Convergent Multi-miRNA Targeting of ApoE Drives LRP1/LRP8-Dependent Melanoma Metastasis and Angiogenesis

Through in vivo selection of human cancer cell populations, we uncover a convergent and cooperative miRNA network that drives melanoma metastasis. We identify miR-1908, miR-199a-5p, and miR-199a-3p as endogenous promoters of metastatic invasion, angiogenesis, and colonization in melanoma. These miRNAs convergently target apolipoprotein E (ApoE) and the heat shock factor DNAJA4. Cancer-secreted ApoE suppresses invasion and metastatic endothelial recruitment (MER) by engaging melanoma cell LRP1 and endothelial cell LRP8 receptors, respectively, while DNAJA4 promotes ApoE expression. Expression levels of these miRNAs and ApoE correlate with human metastatic progression outcomes.
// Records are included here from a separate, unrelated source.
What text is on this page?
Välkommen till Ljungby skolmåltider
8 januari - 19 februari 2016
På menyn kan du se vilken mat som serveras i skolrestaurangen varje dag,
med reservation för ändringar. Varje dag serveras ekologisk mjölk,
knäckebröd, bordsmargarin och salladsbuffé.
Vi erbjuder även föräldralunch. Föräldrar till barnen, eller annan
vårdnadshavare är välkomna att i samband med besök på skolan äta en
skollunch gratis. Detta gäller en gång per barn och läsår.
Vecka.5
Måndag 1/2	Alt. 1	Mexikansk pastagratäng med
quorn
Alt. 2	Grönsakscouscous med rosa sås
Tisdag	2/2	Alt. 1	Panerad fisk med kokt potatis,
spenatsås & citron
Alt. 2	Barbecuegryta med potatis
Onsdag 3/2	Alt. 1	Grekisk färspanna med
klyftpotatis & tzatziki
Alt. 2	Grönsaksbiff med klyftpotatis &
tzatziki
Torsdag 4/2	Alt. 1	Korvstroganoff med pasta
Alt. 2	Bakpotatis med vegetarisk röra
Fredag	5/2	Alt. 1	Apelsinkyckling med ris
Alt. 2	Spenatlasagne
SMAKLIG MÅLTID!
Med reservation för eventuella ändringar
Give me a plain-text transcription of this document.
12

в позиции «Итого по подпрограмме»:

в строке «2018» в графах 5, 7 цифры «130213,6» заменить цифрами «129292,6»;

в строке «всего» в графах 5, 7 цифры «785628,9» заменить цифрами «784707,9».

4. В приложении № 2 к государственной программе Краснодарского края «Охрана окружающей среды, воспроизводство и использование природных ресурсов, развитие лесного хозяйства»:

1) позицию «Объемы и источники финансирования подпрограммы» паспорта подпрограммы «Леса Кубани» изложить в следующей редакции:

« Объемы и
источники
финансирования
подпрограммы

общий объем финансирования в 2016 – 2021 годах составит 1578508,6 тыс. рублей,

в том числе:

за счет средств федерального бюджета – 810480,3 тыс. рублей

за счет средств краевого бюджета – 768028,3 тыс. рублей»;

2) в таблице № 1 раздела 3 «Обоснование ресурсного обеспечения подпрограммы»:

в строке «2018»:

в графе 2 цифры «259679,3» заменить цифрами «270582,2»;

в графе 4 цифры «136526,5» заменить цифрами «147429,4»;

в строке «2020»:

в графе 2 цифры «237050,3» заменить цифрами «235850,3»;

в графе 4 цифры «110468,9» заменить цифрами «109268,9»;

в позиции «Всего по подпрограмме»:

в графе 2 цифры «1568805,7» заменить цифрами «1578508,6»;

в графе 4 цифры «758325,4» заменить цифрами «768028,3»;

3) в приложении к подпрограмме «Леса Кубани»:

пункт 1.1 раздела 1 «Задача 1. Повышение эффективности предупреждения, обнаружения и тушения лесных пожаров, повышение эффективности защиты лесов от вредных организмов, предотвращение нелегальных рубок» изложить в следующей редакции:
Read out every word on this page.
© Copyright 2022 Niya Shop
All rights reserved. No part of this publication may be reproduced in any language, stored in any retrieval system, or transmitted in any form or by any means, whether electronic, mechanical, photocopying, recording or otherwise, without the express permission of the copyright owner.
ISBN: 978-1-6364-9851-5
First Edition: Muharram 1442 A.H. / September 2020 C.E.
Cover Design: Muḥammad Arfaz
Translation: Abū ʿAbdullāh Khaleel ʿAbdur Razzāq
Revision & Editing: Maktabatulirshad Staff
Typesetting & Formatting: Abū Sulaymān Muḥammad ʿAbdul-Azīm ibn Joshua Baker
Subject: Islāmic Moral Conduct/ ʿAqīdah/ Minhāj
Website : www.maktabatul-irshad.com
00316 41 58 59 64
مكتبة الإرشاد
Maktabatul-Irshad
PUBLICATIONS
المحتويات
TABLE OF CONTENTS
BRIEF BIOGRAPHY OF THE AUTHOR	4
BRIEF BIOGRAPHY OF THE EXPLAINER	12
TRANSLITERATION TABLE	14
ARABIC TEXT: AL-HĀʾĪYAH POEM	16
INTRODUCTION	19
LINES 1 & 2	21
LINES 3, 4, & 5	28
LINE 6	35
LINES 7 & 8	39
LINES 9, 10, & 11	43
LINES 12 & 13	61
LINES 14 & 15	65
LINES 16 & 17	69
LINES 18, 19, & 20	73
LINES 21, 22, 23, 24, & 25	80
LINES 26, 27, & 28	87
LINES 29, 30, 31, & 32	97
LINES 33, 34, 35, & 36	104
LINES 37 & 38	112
Treatment of cells with locked nucleic acids (LNAs) targeting these miRNAs inhibits metastasis to multiple organs, and therapeutic delivery of these LNAs strongly suppresses melanoma metastasis. We thus identify miRNAs with dual cell-intrinsic/cell-extrinsic roles in cancer, reveal convergent cooperativity in a metastatic miRNA network, identify ApoE as an anti-angiogenic and metastasis-suppressive factor, and uncover multiple prognostic miRNAs with synergistic combinatorial therapeutic potential in melanoma. [Display omitted] ► Multiple miRNAs convergently target ApoE signaling in melanoma, promoting metastasis ► ApoE inhibits invasion and endothelial recruitment through LRP1/LRP8 receptors ► These miRNAs have therapeutic and prognostic potential in melanoma Three miRNAs drive melanoma metastasis by cooperatively targeting ApoE, which suppresses invasion and angiogenesis by engaging the LRP1 and LRP8 receptors. The expression levels of the microRNAs are prognostic of human melanoma metastatic relapse.